Lodewyk Wessels

Profile

Lodewyk Wessels is the head of the Computational Cancer Biology group at the Netherlands Cancer Institute in Amsterdam, The Netherlands. His group focuses on developing novel computational approaches to exploit a wide variety of data sources to map out the cancer landscape, unravel its regulation and employ this knowledge the develop strategies for personalized treatment. Dr Wessels received his M.Sc. and Ph.D. both from the Department of Electronic and Computer Engineering, University of Pretoria, South Africa. From 1993 to 1997 he was a member of the Center for Spoken Language Understanding at the Oregon Graduate School of Science and Technology, initially as graduate student and later as post-doctoral fellow. In 1997 he joined the Faculty of Electrical Engineering, Mathematics and Computer Science at the Delft University of Technology and was appointed assistant professor in 2002. In 2006 he became a faculty member at the Netherlands Cancer Institute in Amsterdam, The Netherlands. He was appointed chair of Computational Cancer Biology at the Delft University of Technology in April 2012 and heads the Cancer Systems Biology Center at the Netherlands Cancer Institute. Dr Wessels is deputy director of research at the Netherlands Cancer Institute.

Molecular data integration for response prediction

The exact mechanisms involved in tumor development and therapy response are still largely unclear.
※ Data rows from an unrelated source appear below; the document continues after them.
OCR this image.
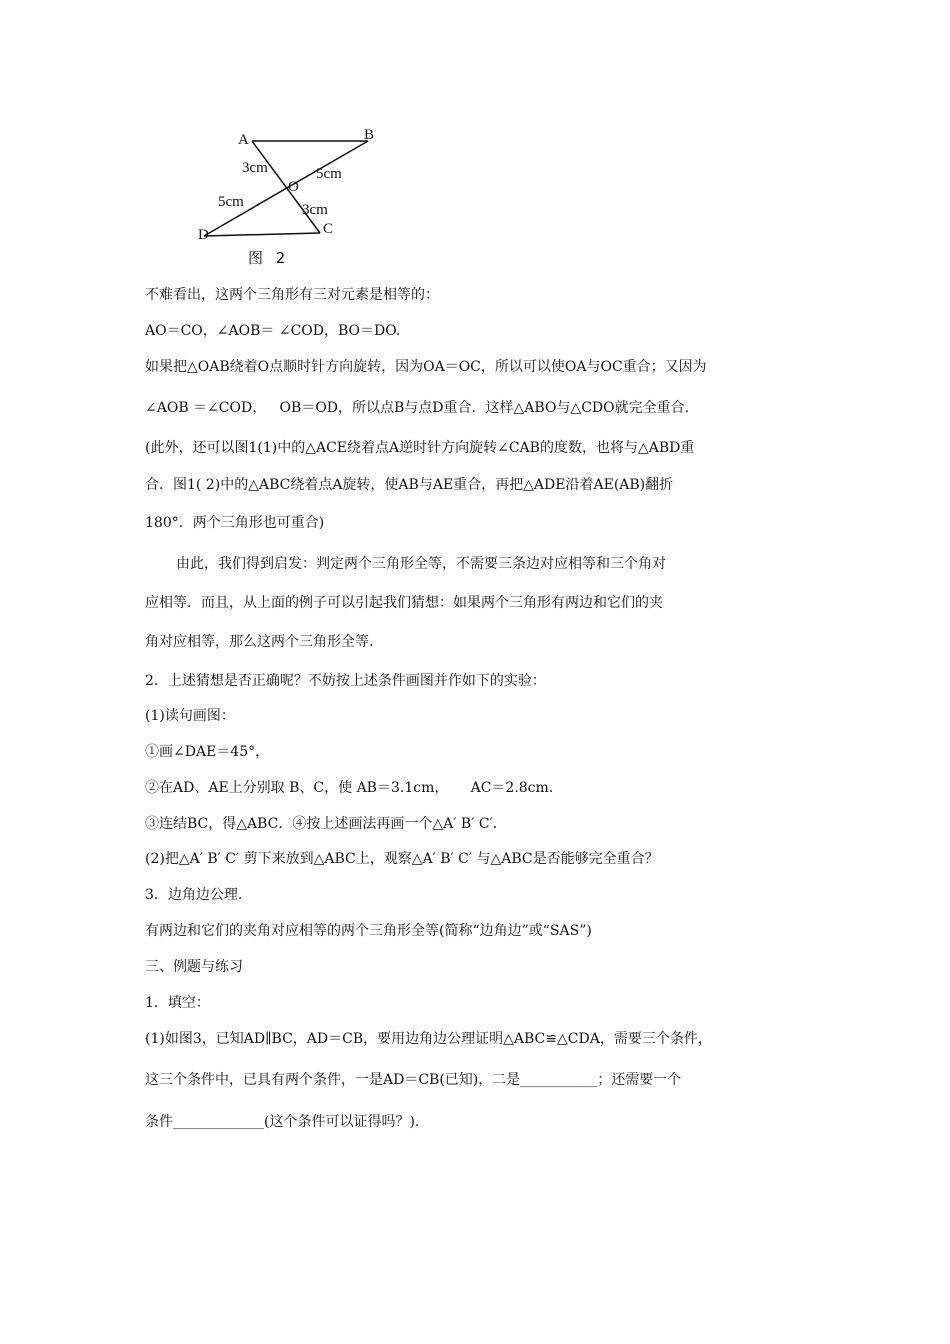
A	B
C
D
O
3cm	5cm
5cm	3cm
图 2
不难看出，这两个三角形有三对元素是相等的：
AO＝CO，∠AOB＝ ∠COD，BO＝DO.
如果把△OAB绕着O点顺时针方向旋转，因为OA＝OC，所以可以使OA与OC重合；又因为
∠AOB ＝∠COD，   OB＝OD，所以点B与点D重合．这样△ABO与△CDO就完全重合.
(此外，还可以图1(1)中的△ACE绕着点A逆时针方向旋转∠CAB的度数，也将与△ABD重
合．图1( 2)中的△ABC绕着点A旋转，使AB与AE重合，再把△ADE沿着AE(AB)翻折
180°．两个三角形也可重合)
由此，我们得到启发：判定两个三角形全等，不需要三条边对应相等和三个角对
应相等．而且，从上面的例子可以引起我们猜想：如果两个三角形有两边和它们的夹
角对应相等，那么这两个三角形全等.
2．上述猜想是否正确呢？不妨按上述条件画图并作如下的实验：
(1)读句画图：
①画∠DAE＝45°，
②在AD、AE上分别取 B、C，使 AB＝3.1cm，     AC＝2.8cm.
③连结BC，得△ABC．④按上述画法再画一个△A′ B′ C′．
(2)把△A′ B′ C′ 剪下来放到△ABC上，观察△A′ B′ C′ 与△ABC是否能够完全重合？
3．边角边公理.
有两边和它们的夹角对应相等的两个三角形全等(简称“边角边”或“SAS”)
三、例题与练习
1．填空：
(1)如图3，已知AD∥BC，AD＝CB，要用边角边公理证明△ABC≌△CDA，需要三个条件，
这三个条件中，已具有两个条件，一是AD＝CB(已知)，二是___________；还需要一个
条件_____________(这个条件可以证得吗？).
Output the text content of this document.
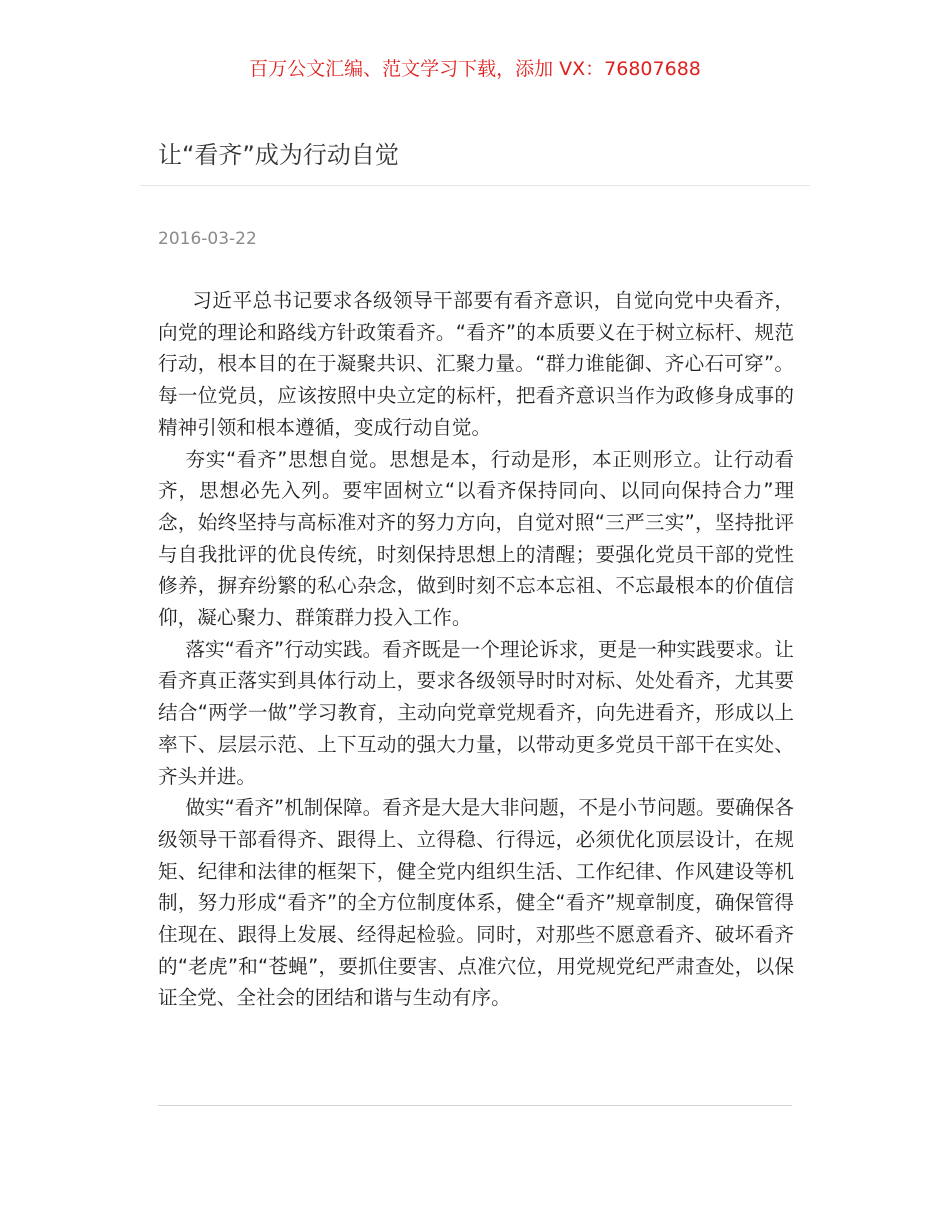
百万公文汇编、范文学习下载，添加 VX：76807688
让“看齐”成为行动自觉
2016-03-22

习近平总书记要求各级领导干部要有看齐意识，自觉向党中央看齐，向党的理论和路线方针政策看齐。“看齐”的本质要义在于树立标杆、规范行动，根本目的在于凝聚共识、汇聚力量。“群力谁能御、齐心石可穿”。每一位党员，应该按照中央立定的标杆，把看齐意识当作为政修身成事的精神引领和根本遵循，变成行动自觉。

夯实“看齐”思想自觉。思想是本，行动是形，本正则形立。让行动看齐，思想必先入列。要牢固树立“以看齐保持同向、以同向保持合力”理念，始终坚持与高标准对齐的努力方向，自觉对照“三严三实”，坚持批评与自我批评的优良传统，时刻保持思想上的清醒；要强化党员干部的党性修养，摒弃纷繁的私心杂念，做到时刻不忘本忘祖、不忘最根本的价值信仰，凝心聚力、群策群力投入工作。

落实“看齐”行动实践。看齐既是一个理论诉求，更是一种实践要求。让看齐真正落实到具体行动上，要求各级领导时时对标、处处看齐，尤其要结合“两学一做”学习教育，主动向党章党规看齐，向先进看齐，形成以上率下、层层示范、上下互动的强大力量，以带动更多党员干部干在实处、齐头并进。

做实“看齐”机制保障。看齐是大是大非问题，不是小节问题。要确保各级领导干部看得齐、跟得上、立得稳、行得远，必须优化顶层设计，在规矩、纪律和法律的框架下，健全党内组织生活、工作纪律、作风建设等机制，努力形成“看齐”的全方位制度体系，健全“看齐”规章制度，确保管得住现在、跟得上发展、经得起检验。同时，对那些不愿意看齐、破坏看齐的“老虎”和“苍蝇”，要抓住要害、点准穴位，用党规党纪严肃查处，以保证全党、全社会的团结和谐与生动有序。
Here we report on two computational approaches to systematically unravel these mechanisms and show how these can be employed to predict response to anti-cancer agents.

Clinical response to anti-cancer drugs varies between patients and is modulated bymolecular features. Classic approaches to integrate these data for therapy response prediction almost exclusively employ gene expression data. Such predictors are difficult to interpret. We developed TANDEM, a two-stage approach in which the first stage explains response using upstream features (mutation, copy number and methylation) and the second stage explains the remainder using downstream features (gene expression). Applying TANDEM to 934 cell lines profiled across 265 drugs we show that the resulting models are more interpretable and equally predictive as classic approches.
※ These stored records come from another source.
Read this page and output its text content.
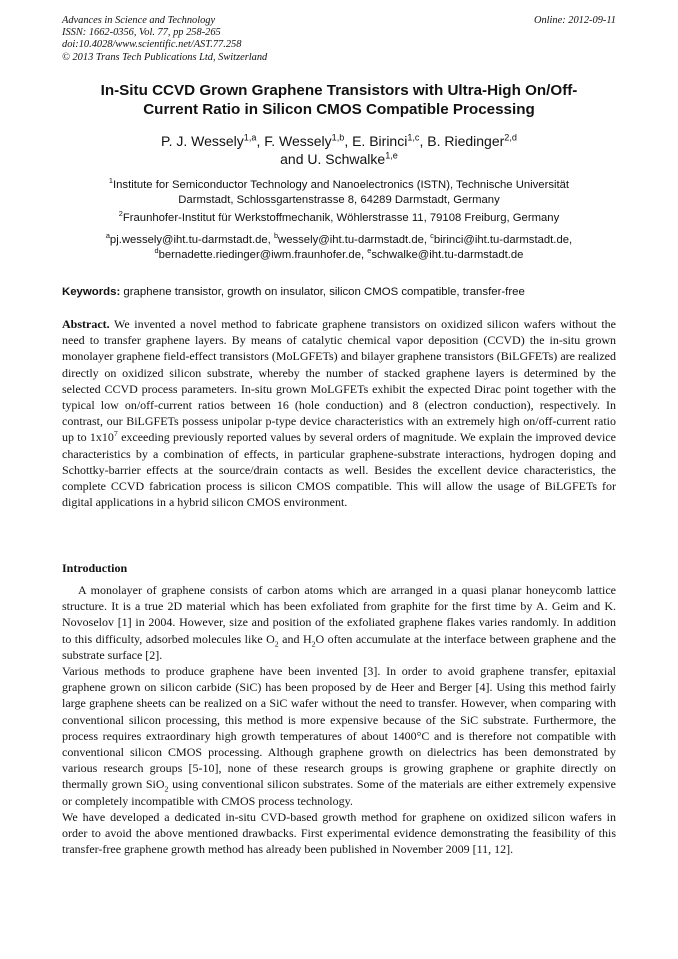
Advances in Science and Technology
ISSN: 1662-0356, Vol. 77, pp 258-265
doi:10.4028/www.scientific.net/AST.77.258
© 2013 Trans Tech Publications Ltd, Switzerland
Online: 2012-09-11
In-Situ CCVD Grown Graphene Transistors with Ultra-High On/Off-
Current Ratio in Silicon CMOS Compatible Processing
P. J. Wessely$^{1,a}$, F. Wessely$^{1,b}$, E. Birinci$^{1,c}$, B. Riedinger$^{2,d}$
and U. Schwalke$^{1,e}$
$^1$Institute for Semiconductor Technology and Nanoelectronics (ISTN), Technische Universität
Darmstadt, Schlossgartenstrasse 8, 64289 Darmstadt, Germany
$^2$Fraunhofer-Institut für Werkstoffmechanik, Wöhlerstrasse 11, 79108 Freiburg, Germany
$^a$pj.wessely@iht.tu-darmstadt.de, $^b$wessely@iht.tu-darmstadt.de, $^c$birinci@iht.tu-darmstadt.de,
$^d$bernadette.riedinger@iwm.fraunhofer.de, $^e$schwalke@iht.tu-darmstadt.de
Keywords: graphene transistor, growth on insulator, silicon CMOS compatible, transfer-free
Abstract. We invented a novel method to fabricate graphene transistors on oxidized silicon wafers without the need to transfer graphene layers. By means of catalytic chemical vapor deposition (CCVD) the in-situ grown monolayer graphene field-effect transistors (MoLGFETs) and bilayer graphene transistors (BiLGFETs) are realized directly on oxidized silicon substrate, whereby the number of stacked graphene layers is determined by the selected CCVD process parameters. In-situ grown MoLGFETs exhibit the expected Dirac point together with the typical low on/off-current ratios between 16 (hole conduction) and 8 (electron conduction), respectively. In contrast, our BiLGFETs possess unipolar p-type device characteristics with an extremely high on/off-current ratio up to $1x10^7$ exceeding previously reported values by several orders of magnitude. We explain the improved device characteristics by a combination of effects, in particular graphene-substrate interactions, hydrogen doping and Schottky-barrier effects at the source/drain contacts as well. Besides the excellent device characteristics, the complete CCVD fabrication process is silicon CMOS compatible. This will allow the usage of BiLGFETs for digital applications in a hybrid silicon CMOS environment.
Introduction

A monolayer of graphene consists of carbon atoms which are arranged in a quasi planar honeycomb lattice structure. It is a true 2D material which has been exfoliated from graphite for the first time by A. Geim and K. Novoselov [1] in 2004. However, size and position of the exfoliated graphene flakes varies randomly. In addition to this difficulty, adsorbed molecules like $O_2$ and $H_2O$ often accumulate at the interface between graphene and the substrate surface [2].

Various methods to produce graphene have been invented [3]. In order to avoid graphene transfer, epitaxial graphene grown on silicon carbide (SiC) has been proposed by de Heer and Berger [4]. Using this method fairly large graphene sheets can be realized on a SiC wafer without the need to transfer. However, when comparing with conventional silicon processing, this method is more expensive because of the SiC substrate. Furthermore, the process requires extraordinary high growth temperatures of about 1400°C and is therefore not compatible with conventional silicon CMOS processing. Although graphene growth on dielectrics has been demonstrated by various research groups [5-10], none of these research groups is growing graphene or graphite directly on thermally grown SiO$_2$ using conventional silicon substrates. Some of the materials are either extremely expensive or completely incompatible with CMOS process technology.

We have developed a dedicated in-situ CVD-based growth method for graphene on oxidized silicon wafers in order to avoid the above mentioned drawbacks. First experimental evidence demonstrating the feasibility of this transfer-free graphene growth method has already been published in November 2009 [11, 12].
Second, following a more mechanistic integration approach, we constructed Bayesian models encompassing several of the important driver pathways and resistance mechanisms, and tested how well these models describe drug response data derived from a panel of breast cancer cell lines. The models provide estimates of the relative contribution of each of the drivers and resistance mechanisms and allow estimation of latent variables such as ‘pathway activation’. We identify 4EBP1 protein expression as an important modulator of mTOR inhibitor response.